Friday, April 18, 2008

Dance as Expression in Movin’ Out vs. Spring Awakening
In today’s world, Broadway musical often combine many elements. Whether the show employs comedy or drama, simple or elaborate sets, large or small casts, each show has its own voice; some more audible than others. In my opinion, dance often enhances a show by being its primary plot device or as a means to connect ideas within the work. In Billy Joel and Twyla Tharp’s Movin’ Out and Duncan Sheik and Steven Satar’s Spring Awakening, dance is utilized in completely different ways to achieve a common goal: providing cohesiveness and connecting the plot to the characters through movement, both simple and complex.

Through Billy Joel’s lyrics, a story unfolds in Movin’ Out. Set in the Vietnam era, the dancers are simultaneously the actors and narrative. The entire production is performed to Billy Joel classics, choreographed by the world renowned Twyla Tharp. She uses dance as the core of the show, but not just as a way to shift from one scene to another. In my opinion, she is successful in transforming the audiences’ expectations of a “ballet” or Broadway show. She blends the two to create a new type of experience by bringing dance to the foreground, instead of serving as embellishment. The dancers (like in classical ballet) carry the plot without being tied to the lyrics. They do reflect what the song is about, but they are not necessarily miming the story. With the group sections, the dancing becomes less about specific characters, and more about the era in which the story takes place. For example, in the section “We didn’t start the fire”, the dancers are not defined individuals, but they evoke the sense of chaos associated with riots, which were all too common in the 1960’s and 1970’s. The end of this section is perfect because of its simplicity. Most of the show is very flashy, showy and daring, but in the last few seconds of the song, the ensemble forms a simple line just staring at the audience. Movin’ Out is a Broadway musical in which the story is told largely through dance, not just lyrics and acting. Other musicals have used this format, most notably Fosse, but probably none have tackled such a difficult topic as the Vietnam War era. Perhaps the medium of dance helps to discuss uncomfortable topics.
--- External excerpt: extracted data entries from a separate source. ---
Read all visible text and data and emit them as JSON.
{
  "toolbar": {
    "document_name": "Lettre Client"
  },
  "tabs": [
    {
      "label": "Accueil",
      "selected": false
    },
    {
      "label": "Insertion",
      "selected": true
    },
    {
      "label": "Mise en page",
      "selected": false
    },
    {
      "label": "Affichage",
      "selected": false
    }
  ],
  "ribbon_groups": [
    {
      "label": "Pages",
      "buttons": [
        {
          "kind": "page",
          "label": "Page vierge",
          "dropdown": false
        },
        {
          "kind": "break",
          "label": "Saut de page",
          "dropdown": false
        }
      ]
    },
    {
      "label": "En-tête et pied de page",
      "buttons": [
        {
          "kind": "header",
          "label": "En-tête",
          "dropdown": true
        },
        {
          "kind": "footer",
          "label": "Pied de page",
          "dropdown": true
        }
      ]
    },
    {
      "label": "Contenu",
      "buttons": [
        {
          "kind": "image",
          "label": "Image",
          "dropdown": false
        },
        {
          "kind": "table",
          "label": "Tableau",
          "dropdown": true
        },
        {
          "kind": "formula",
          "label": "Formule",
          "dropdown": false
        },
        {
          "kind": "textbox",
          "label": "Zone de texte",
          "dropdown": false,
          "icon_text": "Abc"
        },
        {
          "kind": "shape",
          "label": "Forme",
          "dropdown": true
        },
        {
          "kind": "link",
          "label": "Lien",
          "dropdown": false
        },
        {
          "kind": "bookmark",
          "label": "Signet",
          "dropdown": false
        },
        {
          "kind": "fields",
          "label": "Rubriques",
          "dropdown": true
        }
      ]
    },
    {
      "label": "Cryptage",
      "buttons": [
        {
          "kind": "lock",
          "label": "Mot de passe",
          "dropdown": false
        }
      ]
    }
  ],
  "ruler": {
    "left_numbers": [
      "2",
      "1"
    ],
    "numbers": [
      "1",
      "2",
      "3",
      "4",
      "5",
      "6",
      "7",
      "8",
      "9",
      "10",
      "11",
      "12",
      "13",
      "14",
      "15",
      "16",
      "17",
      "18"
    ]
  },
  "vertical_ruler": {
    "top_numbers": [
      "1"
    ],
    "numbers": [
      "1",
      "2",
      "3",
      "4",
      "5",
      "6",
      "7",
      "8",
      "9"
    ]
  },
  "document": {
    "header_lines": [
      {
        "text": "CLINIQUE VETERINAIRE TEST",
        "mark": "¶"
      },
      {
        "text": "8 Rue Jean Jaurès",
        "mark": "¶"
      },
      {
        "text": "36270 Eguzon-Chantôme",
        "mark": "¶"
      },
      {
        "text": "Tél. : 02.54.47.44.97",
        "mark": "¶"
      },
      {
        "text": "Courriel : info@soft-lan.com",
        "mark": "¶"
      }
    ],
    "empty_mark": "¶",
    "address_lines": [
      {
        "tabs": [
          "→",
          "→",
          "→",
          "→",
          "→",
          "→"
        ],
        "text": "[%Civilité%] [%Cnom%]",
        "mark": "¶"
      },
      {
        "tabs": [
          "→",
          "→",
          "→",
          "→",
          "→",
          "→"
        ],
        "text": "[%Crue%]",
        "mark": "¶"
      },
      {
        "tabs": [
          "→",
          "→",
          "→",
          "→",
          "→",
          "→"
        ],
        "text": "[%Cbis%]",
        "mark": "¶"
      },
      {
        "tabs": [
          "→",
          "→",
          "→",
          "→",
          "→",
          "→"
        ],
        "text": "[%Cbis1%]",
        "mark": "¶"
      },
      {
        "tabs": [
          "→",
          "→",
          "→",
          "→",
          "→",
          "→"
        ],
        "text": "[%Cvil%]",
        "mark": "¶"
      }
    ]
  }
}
Certainly another uncomfortable topic occurs in Spring Awakening. The original 1880s German play was banned because it dealt with exploring the sexual development of teenagers and social taboos such as homosexuality. In contrast to Movin’ Out, Spring Awakening uses dance as a way to show the age of the characters and also as scene transitions. The show was choreographed by Bill T. Jones, who used informal patterns and rhythm instead of flash and dash. Unlike Tharp, Jones did not have the luxury of working with professional level dancers. Jones used high school and college age actors and singers who had very little dance experience. Since the story is about a group of young, German teenagers in the late 1800’s, the movement is often free and playful with lots of props including chairs and microphones. However, because the subject matter of the musical deals with coming of age issues and misinformation concerning our sexual nature, the movement is also often aggressive and nearly punitive. In one of the opening numbers the male students stomp in place and in random patterns exhibiting great angst and frustration. The show is set with a music video in mind; the actors say their lines and then the songs are the characters’ thoughts during each scene. Dance is not the major narrative conveyance in Spring Awakening, but its unique nature of semi-patterns and passive-aggressive expression definitely help convey the attitudes of the characters. Just like Movin’ Out is innovative, so is this production, however, dance is not as prominent. It serves as a more passive role with more interpretive movement. While the “dance”, non-structured and not definable by genre is not the major focus of the staging of Spring Awakening, Bill T. Jones’ choreography makes a tremendous statement and addition to understanding the characters’ psyches, thus illuminating the theme of the play.
Both Tharp and Jones use dance to help with character development and transitions, while simultaneously advancing the plot, but in completely different ways and styles. In my opinion, Tharp use dance better, mainly because she takes it to a new level by making it the plot, not just another transition. Bill T. Jones uses minimal choreography to convey difficult topics, without making dance prominent. However, both approaches work. Movin’ Out is remarkable because it is a Broadway musical story told primarily through dance. Spring Awakening is notable because typical Broadway chorus dances are absent, but the barebones choreography greatly enhances our appreciation of the characters’ dilemmas and hopes. Either way, whether complicated and technical choreography, or the simplest of choreography (i.e. simply moving the chorus), well done choreography is a must for a successful Broadway musical.